Ten Ways for CEOs to Turnaround SOEs
Ivey Business Journal
The state-owned copper miner Codelco is the largest contributor to the Chilean treasury and has helped the Latin American nation prosper through the global financial crisis. Notwithstanding the Chilean government’s prudent austerity measures and savings, it has deprived Codelco of much of the profits needed to increase competitiveness and production capacity, and has not addressed the firm’s inefficiency and lack of productivity. After examining this state-owned enterprise (SOE), this article describes ten best practices to turn around SOEs. 1. An agreement between the state and the SOE. 2. Cut through the old arguments for and against change. 3. History, relationships, and causality matter. 4. Transforming an SOE is more about execution than strategy. 5. The CEO can only manage what he/she measures. 6. The most sustainable turnarounds focus on both revenue and cost. 7. Arrange performance metrics to encourage value creation. 8. Empower functions that allow the “little things” to be done well. 9. Ensure that the ability to innovate is dispersed across the SOE. 10. Accept the fact that there will never be complete agreement.
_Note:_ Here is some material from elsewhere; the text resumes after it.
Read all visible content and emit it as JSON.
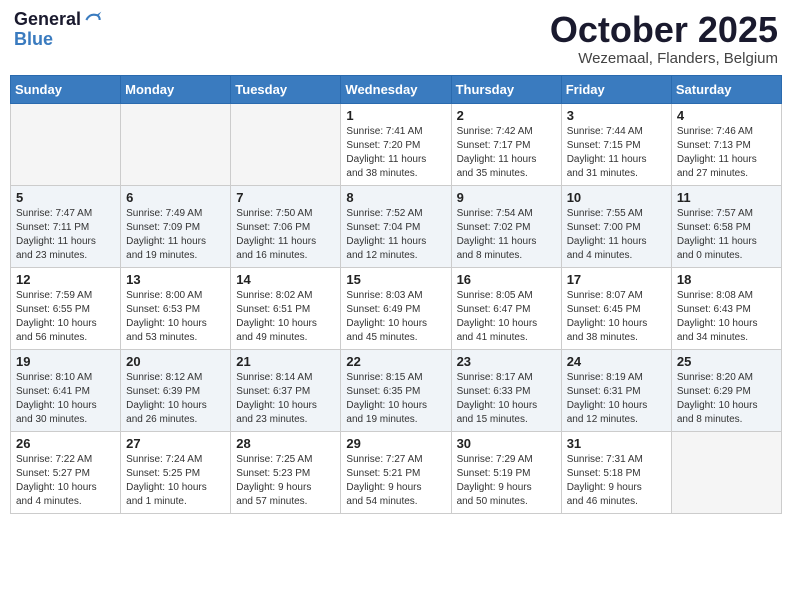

Most SOE mergers and acquisitions of the past decade have occurred in a resource-grab phase that has resulted in bloated, inefficient organizations, where acquiring SOEs export bad practices to acquired companies. As this article contends, moving to a talent-grab phase furthers the end point of acquisition strategy (efficient asset management), makes SOEs appear less threatening, reduces resource myopia, and matures an SOE’s management philosophy.